El emperador envió a otros dos centuriones para ver si Pablo había sido matado; lo encontraron vivo y el santo apóstol les dijo: "¡Oh hombres, soldados del error, crean en el Dios vivo que resu­citará de la tumba para la vida eterna a todos aquellos que crean en él". Los centuriones respondieron: "Si cuando estés muerto te vemos revivir, creeremos en tu enseñanza". Volvieron enseguida a donde el emperador y le dijeron que Pablo vivía. Ahora bien, Ces­to y su compañero Longino pedían a Pablo la curación de su alma.

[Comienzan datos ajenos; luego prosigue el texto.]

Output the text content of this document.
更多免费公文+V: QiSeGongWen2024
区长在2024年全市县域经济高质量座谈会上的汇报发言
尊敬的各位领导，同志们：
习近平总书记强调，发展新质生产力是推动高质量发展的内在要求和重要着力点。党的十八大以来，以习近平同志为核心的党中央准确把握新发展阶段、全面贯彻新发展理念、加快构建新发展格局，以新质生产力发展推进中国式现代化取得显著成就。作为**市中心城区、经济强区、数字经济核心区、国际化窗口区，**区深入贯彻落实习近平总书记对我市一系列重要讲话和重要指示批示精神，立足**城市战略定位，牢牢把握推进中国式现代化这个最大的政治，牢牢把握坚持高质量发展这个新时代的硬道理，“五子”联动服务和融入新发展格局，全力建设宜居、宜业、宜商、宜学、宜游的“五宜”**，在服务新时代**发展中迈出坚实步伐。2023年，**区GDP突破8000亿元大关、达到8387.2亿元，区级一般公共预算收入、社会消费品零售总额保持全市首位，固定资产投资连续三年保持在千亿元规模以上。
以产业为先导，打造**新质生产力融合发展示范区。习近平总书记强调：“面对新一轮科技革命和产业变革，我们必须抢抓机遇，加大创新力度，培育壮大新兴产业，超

Pablo les respondió: "Si el Señor lo quiere, vayan mañana, antes del alba a la tumba donde habrán colocado mi cuerpo; allí encon­trarán en oración a dos hombres llamados Lucas y Tito, y yo estaré en medio de ellos y, les darán a ustedes el signo del Mesías Jesús, nuestro verdadero Dios". Y Pablo se volvió hacia el Oriente y oró en hebreo, luego, cuando hubo terminado su oración, predicó a la multitud la palabra de Dios y muchos creyeron en el Mesías. Pablo lucía un exterior agradable, su figura irradiaba la gloria del Mesías y era amado de todos los que lo veían.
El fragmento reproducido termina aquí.